Federal prosecutors on Thursday signaled the investigation into former D.C. Council member Harry Thomas Jr.’s scheme to bilk $350,000 in city funds is alive and well, even if the ousted lawmaker is already serving time at a prison in Alabama.
Assistant U.S. Attorney Jonathan Haray asked a U.S. District Court judge for a three-month extension before they ask Danita C. Doleman to return to court after pleading guilty in May to failing to report income on her tax return in 2010, including a “fee” she obtained for surreptitiously redirecting more than $100,000 in grant funds to cover the costs of an inaugural ball in January 2009.
She admitted she failed to report $20,000 in additional income in calendar year 2009 from the Youth Technology Institute, or “Youth Tech,” a nonprofit and one of three organizations tied to Thomas‘ theft from youth sports programs to pay for an SUV, a motorcycle and lavish lifestyle, according to prosecutors.
Much like the probe into Mayor Vincent C. Gray’s 2010 campaign, the U.S. Attorney's Office led by Ronald C. Machen Jr. is holding off on cases while they handle cases against fellow defendants that are part of the same investigation.
In Doleman’s case, her nonprofit served as a pass-through for funds Thomas obtained from the D.C. Children and Youth Trust Corp., a private-public partnership designed to assist youth programs in the District.
Court papers say Doleman’s organization obtained a $110,000 grant from the trust under the guise it was designated for a “youth-centered event.” But she sent $104,500 to the D.C. Young Democrats, under Thomas‘ direction, to cover the costs of an inauguration celebration at the John A. Wilson Building.
Thomas had told Doleman her nonprofit could retain some funds if they acted as a pass-through for the inaugural ball money, and his staff member drafted fraudulent paperwork to accomplish that goal, court papers said.

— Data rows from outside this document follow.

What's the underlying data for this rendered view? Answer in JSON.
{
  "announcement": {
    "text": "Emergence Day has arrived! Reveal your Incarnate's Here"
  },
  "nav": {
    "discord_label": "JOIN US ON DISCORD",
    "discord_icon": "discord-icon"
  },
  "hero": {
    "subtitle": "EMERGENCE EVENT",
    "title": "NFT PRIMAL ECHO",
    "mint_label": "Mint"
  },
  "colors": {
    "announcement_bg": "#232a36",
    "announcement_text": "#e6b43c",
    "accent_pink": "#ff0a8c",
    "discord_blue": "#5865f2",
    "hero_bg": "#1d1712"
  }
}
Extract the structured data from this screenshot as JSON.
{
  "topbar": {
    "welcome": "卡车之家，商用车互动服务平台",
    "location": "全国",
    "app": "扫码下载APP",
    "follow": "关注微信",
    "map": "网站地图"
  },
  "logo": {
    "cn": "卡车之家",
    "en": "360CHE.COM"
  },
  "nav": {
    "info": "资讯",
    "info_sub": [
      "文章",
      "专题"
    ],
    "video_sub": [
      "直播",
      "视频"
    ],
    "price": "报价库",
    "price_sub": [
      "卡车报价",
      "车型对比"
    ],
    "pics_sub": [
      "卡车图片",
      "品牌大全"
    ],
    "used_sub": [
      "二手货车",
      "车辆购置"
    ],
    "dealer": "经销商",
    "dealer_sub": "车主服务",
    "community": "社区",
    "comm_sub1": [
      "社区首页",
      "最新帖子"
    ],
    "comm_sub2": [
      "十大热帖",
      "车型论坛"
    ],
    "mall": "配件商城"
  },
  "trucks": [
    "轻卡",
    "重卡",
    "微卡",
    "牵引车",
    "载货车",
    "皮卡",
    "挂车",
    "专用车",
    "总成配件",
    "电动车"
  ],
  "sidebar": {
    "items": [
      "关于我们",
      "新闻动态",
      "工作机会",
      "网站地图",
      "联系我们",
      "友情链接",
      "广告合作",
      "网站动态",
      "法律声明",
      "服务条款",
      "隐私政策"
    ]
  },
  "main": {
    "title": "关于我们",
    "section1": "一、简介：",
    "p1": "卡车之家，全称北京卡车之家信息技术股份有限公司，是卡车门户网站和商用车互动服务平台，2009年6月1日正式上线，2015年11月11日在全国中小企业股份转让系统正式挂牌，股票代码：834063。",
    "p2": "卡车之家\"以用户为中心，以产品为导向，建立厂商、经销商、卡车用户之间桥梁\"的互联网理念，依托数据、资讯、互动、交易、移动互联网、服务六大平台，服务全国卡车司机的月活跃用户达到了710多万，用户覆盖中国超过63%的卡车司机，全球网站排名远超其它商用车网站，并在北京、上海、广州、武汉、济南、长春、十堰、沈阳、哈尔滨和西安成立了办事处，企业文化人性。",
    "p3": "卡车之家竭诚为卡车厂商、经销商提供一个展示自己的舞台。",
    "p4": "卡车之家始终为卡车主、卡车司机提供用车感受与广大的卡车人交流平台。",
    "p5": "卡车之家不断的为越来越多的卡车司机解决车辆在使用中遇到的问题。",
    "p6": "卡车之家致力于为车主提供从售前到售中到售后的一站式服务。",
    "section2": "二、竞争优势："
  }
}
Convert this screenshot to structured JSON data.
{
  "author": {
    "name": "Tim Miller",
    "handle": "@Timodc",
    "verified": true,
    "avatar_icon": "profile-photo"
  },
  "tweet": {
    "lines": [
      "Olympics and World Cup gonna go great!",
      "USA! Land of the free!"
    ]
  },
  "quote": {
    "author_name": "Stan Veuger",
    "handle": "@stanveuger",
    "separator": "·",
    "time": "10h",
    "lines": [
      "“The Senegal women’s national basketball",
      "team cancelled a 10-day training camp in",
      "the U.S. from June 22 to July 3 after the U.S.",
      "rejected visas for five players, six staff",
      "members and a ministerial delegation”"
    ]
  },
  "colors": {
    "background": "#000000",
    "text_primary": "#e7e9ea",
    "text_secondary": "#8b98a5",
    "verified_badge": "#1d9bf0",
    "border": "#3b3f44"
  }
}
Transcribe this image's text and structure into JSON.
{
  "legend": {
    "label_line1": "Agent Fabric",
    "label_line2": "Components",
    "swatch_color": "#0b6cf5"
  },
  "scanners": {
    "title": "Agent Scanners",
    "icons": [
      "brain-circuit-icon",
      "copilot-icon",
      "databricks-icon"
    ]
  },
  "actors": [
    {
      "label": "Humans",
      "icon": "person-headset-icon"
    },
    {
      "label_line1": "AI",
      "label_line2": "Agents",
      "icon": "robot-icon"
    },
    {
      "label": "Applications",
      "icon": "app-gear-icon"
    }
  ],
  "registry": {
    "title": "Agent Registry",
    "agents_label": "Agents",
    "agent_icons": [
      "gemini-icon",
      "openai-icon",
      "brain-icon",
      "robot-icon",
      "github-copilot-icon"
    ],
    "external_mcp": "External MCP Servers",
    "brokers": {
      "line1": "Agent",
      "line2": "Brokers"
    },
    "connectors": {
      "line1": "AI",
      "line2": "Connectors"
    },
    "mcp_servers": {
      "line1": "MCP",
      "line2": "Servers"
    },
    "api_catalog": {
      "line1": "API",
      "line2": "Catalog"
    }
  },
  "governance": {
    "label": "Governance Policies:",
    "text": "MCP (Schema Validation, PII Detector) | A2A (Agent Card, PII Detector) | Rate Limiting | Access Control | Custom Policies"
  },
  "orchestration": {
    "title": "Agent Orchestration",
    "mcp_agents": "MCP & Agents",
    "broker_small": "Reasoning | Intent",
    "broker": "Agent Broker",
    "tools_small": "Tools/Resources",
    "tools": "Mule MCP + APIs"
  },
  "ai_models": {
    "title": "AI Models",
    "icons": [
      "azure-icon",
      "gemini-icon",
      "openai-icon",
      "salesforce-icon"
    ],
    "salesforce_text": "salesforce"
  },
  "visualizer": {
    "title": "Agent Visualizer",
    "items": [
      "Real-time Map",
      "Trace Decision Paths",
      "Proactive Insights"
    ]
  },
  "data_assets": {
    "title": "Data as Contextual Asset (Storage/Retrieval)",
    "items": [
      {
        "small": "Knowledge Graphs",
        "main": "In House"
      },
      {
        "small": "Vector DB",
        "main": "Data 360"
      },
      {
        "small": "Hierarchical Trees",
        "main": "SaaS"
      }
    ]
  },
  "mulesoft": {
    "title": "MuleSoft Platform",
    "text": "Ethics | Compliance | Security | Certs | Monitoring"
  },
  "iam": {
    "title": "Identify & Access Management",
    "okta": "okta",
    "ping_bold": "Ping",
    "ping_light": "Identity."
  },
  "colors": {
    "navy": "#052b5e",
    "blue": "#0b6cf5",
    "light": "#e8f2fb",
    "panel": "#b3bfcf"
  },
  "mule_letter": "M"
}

Prosecutors said Doleman did not attend the event or even know it had taken place.
Doleman, through her nonprofit, also retained $5,000 in “additional salary”and kicked back $5,000 to Thomas‘ for-profit company, HLT Swingaway, from a $10,000 grant it received from the trust for a sports camp in summer 2009 known as the “Sports Blitz,” according to court papers.
While her offense is punishable by up to three years in prison, her exposure to prison time can be diminished by cooperating with prosecutors as part of her plea deal.
Doleman sat quietly with her public defender, Michelle M. Peterson, during a hearing that lasted mere minutes, although they conferred with Mr. Haray before and after the appearance before Judge Bates. So far, she is in compliance with the conditions of her release pending sentencing.
“You are to be commended for that,” Judge Bates told her.
Thomas resigned and pleaded guilty in January to stealing public funds and filing a false tax return after a lengthy investigation into how money intended for youth sports programs ended up in his pockets. He is serving a 38-month prison term.